Today, the biggest gains among the top 100 cryptocurrencies by market cap are: BEAT up 49.1%, AVAX up 3.8%, LIT up 2.7%, DASH up 2.5%, KITE up 2.3%.

Asia-Pacific Market

The Nikkei 225 index suffered a steep drop of nearly 4% in early trading due to the sell-off in US tech stocks and global panic sentiment. However, with low buy orders stepping in, the index slowly recovered, ultimately retreating slightly by 0.88%. The yen continues to oscillate in the extremely risky range of 161 to 162, approaching the lowest levels since 1986. Despite the Bank of Japan having raised its benchmark interest rate to a 30-year high of 1.0%, the glaring US-Japan interest rate differential raised by the increasingly intense rate hike expectations from Goldman Sachs and Bank of America has left the market highly wary of any potentially catastrophic foreign exchange intervention actions that the Japanese Ministry of Finance might issue at any moment.

The Seoul Composite Index (KOSPI) in South Korea experienced an epic flash crash yesterday (June 23), with a single-day drop reaching 9.99% and triggering multiple circuit breakers. This plummet resulted from a combination of retail high-leverage margin calls, institutional rebalancing, and policy panic.

On Wednesday (June 24), the KOSPI index rose by 3.26% amid high volatility, with Samsung Electronics up 9.84%, having previously plummeted 12.31% yesterday. The company successfully boosted market confidence by raising its HBM4 shipment expectations and announcing a massive stock repurchase plan worth up to 90 trillion won.

SK Hynix slightly rose 0.98%, after a steep decline of 12.47% at its closing yesterday, marking its biggest single-day drop since December 24, 2008. Despite facing pressure due to delays in HBM4 mass production and reduced shipment expectations, the company is stabilizing fundamentals by leaning towards the highly profitable general DRAM market and signing large contracts with Microsoft.

In the A-share market, the Shanghai Composite Index closed down 0.11%, while the Shenzhen Composite Index rose 1.24%, the ChiNext Index increased by 1.41%, and the STAR Market saw more than a 2% surge. The newly listed semiconductor component stock Zhenbao Technology (688797) skyrocketed to a high of 465 yuan on its first day, closing up 1212%, with the highest profit for one share exceeding 210,000 yuan.
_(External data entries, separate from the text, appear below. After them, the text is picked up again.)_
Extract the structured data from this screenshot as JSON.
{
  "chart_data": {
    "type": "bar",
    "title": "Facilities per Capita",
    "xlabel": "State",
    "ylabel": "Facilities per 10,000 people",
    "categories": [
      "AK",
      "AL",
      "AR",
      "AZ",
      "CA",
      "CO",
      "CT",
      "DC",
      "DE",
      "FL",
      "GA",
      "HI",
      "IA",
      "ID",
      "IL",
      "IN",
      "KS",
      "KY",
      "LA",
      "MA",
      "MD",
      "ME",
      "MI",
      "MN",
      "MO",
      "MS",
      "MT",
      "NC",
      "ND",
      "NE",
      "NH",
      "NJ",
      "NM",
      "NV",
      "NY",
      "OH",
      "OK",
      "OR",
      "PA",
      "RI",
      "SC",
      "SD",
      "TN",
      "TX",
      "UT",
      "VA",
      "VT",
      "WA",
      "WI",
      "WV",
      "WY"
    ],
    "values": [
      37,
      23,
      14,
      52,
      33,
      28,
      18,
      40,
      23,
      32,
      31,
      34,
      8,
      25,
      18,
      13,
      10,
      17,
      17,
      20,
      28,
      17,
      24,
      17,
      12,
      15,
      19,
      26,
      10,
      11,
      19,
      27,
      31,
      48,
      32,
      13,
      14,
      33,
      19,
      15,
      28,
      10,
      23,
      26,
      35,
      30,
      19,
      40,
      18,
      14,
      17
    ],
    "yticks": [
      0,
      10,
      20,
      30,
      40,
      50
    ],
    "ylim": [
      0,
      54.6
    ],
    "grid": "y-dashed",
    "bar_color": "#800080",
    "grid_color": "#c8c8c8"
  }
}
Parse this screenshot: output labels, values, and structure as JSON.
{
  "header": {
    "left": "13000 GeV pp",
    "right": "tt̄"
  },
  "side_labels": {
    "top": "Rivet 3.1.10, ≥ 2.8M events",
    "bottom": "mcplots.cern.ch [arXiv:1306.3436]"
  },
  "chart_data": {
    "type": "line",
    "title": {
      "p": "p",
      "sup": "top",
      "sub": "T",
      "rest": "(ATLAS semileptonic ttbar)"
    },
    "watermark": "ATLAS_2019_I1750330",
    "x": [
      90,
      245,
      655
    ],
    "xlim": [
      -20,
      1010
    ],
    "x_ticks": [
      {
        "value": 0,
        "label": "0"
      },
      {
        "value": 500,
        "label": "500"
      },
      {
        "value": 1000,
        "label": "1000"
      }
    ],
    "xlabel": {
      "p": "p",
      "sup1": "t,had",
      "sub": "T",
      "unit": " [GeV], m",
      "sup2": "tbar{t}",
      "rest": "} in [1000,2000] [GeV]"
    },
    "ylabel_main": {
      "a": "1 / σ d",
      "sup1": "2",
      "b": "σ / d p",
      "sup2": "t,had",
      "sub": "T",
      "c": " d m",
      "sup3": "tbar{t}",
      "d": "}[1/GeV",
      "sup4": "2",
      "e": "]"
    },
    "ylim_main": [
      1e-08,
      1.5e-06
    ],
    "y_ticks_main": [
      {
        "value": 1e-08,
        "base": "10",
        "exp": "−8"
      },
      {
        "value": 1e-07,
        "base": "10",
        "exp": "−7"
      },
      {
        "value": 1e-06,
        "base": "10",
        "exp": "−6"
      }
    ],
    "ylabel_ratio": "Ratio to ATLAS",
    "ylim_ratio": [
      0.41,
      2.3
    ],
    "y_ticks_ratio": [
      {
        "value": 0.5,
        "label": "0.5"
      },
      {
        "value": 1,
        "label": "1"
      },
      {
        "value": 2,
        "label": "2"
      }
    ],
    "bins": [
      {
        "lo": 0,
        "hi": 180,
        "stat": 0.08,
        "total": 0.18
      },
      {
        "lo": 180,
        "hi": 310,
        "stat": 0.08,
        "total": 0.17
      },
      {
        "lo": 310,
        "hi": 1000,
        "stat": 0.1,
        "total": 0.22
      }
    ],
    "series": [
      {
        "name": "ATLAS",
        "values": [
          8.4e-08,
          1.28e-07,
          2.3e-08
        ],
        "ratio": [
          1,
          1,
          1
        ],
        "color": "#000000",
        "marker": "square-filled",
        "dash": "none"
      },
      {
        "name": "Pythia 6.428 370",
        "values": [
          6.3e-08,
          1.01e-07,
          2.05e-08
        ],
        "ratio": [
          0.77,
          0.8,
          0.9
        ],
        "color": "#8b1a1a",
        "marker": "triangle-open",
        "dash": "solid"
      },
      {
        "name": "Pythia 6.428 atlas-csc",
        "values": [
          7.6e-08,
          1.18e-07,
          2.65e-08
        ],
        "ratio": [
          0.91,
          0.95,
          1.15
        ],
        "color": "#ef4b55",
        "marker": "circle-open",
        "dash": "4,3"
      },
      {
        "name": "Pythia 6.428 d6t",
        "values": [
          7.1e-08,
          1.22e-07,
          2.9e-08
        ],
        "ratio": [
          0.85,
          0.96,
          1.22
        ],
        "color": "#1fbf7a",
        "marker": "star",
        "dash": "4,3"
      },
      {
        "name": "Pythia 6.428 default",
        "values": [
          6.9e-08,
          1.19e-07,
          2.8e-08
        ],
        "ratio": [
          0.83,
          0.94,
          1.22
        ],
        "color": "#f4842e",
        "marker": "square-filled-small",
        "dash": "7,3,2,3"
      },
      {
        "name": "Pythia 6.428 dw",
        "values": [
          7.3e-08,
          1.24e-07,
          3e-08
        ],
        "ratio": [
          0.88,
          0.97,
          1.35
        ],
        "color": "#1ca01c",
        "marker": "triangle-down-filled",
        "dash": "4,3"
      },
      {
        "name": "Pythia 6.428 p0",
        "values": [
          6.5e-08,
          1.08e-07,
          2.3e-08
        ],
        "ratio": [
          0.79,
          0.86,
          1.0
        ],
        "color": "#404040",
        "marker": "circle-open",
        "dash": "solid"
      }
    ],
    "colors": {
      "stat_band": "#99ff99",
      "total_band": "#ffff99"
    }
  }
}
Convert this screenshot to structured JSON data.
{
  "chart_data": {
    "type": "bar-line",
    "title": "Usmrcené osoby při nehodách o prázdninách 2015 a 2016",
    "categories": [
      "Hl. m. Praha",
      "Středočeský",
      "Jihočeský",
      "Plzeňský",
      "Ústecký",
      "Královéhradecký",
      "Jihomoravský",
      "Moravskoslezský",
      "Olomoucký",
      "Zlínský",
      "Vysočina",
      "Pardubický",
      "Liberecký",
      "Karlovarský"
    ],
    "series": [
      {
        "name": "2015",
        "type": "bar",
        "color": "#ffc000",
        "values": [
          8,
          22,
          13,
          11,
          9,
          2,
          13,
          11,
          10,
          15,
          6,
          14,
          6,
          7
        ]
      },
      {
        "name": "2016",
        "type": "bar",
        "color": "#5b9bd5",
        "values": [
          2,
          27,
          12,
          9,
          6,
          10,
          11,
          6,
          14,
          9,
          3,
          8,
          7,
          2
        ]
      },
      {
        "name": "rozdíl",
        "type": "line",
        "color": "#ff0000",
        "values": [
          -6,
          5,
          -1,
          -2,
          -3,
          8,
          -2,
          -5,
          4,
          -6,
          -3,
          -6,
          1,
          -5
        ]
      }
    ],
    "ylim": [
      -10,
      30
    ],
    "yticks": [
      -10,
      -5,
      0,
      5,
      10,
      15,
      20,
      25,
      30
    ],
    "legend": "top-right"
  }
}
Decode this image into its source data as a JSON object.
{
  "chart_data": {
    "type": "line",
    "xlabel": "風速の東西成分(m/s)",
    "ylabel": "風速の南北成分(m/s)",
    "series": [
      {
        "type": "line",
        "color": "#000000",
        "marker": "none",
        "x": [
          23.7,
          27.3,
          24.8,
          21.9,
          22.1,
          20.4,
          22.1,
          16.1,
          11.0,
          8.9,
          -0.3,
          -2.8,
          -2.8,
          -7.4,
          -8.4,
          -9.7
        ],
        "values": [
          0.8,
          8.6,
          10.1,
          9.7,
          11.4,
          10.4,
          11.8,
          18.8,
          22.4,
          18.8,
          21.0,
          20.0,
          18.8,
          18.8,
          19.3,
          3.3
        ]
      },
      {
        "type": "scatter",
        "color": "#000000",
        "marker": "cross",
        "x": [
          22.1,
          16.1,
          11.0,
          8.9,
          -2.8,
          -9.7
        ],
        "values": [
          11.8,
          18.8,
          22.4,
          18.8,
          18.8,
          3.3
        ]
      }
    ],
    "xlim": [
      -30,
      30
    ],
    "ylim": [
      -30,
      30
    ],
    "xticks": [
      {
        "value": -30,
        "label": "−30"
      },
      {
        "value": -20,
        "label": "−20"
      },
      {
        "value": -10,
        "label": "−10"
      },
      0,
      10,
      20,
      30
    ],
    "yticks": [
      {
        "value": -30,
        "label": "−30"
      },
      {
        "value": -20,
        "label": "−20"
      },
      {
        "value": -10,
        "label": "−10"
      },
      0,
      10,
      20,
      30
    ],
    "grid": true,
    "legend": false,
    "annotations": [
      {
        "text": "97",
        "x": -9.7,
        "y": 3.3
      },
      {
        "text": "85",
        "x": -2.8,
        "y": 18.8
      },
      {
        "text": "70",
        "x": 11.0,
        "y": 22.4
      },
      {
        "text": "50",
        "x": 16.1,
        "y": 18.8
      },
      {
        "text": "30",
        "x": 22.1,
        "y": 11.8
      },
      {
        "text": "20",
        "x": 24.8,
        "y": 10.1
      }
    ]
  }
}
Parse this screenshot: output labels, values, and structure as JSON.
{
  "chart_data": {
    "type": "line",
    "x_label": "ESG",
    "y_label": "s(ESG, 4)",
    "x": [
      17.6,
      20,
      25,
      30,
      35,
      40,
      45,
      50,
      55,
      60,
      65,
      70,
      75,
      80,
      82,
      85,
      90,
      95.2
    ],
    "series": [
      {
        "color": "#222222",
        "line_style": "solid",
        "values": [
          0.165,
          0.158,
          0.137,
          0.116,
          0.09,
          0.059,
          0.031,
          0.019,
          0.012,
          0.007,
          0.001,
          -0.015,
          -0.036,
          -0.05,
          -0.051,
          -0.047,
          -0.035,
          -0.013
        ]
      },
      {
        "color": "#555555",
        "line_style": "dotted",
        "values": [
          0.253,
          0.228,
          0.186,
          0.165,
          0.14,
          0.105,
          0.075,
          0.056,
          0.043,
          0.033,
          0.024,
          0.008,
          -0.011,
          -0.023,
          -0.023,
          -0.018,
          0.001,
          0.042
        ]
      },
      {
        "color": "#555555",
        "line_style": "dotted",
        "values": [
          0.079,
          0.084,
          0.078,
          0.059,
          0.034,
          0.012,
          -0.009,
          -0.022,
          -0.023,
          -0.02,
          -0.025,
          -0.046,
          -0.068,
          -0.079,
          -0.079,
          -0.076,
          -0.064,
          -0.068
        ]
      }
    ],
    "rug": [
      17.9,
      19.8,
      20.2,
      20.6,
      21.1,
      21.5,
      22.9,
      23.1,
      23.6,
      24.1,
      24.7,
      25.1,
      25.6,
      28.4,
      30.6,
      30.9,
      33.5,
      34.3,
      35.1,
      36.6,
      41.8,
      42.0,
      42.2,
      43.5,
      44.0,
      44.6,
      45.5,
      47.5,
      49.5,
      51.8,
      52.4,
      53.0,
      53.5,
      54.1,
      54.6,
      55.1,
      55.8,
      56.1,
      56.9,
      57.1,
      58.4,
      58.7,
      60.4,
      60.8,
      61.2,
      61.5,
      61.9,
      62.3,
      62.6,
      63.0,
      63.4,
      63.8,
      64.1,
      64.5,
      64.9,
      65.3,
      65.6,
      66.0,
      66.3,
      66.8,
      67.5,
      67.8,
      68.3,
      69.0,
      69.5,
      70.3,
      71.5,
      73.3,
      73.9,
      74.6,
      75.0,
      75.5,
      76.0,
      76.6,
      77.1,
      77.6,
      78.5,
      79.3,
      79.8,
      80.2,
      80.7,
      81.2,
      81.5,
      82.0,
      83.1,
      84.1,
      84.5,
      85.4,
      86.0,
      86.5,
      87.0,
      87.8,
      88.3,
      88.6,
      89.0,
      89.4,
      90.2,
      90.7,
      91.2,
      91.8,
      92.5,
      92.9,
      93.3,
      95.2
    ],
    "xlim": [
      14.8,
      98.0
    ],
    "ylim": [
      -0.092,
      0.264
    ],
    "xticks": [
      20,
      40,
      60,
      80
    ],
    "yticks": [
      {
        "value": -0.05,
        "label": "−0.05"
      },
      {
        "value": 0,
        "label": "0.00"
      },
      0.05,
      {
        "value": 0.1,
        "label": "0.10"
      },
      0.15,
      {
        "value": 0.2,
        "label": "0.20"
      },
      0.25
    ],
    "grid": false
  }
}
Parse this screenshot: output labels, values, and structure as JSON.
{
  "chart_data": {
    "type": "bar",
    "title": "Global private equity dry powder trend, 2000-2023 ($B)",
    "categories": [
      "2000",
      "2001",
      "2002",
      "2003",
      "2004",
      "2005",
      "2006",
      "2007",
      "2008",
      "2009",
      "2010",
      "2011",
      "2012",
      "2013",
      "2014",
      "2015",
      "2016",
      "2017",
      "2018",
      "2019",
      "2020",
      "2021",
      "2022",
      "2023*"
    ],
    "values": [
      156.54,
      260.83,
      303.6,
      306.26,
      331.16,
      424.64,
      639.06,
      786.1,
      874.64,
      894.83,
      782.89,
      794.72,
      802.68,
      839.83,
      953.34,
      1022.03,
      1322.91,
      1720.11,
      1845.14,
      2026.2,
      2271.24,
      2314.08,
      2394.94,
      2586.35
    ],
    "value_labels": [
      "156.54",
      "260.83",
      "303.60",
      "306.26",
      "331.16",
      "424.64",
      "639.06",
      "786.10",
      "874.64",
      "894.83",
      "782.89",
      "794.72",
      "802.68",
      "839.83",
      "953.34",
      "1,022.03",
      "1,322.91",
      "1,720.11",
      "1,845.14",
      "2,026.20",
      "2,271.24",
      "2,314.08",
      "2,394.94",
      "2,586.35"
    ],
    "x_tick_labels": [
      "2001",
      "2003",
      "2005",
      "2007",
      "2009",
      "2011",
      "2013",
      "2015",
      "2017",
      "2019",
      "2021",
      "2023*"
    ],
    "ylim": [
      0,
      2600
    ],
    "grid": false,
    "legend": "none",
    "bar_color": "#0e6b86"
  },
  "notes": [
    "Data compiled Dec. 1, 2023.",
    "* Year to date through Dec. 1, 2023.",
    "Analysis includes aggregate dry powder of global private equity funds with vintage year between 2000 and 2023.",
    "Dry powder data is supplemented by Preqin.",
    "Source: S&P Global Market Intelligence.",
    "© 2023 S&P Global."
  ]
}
Next key points of attention:

  • June 25: Bank of Japan Governor Kazuo Ueda will attend an IMF-held central bank lecture event. His statements regarding the inflation outlook and the reduction of bond purchases/rate paths will directly determine whether the yen will instantly breach historical exchange rate defense lines, triggering a global capital reallocation.

  • July 3: SK Hynix is expected to complete the Korean Financial Supervisory Service’s review for listing American Depositary Receipts (ADRs). If successful, it will significantly reshape the global pricing power of Asian memory giants and have a siphoning effect on capital flow in the general DRAM and HBM markets.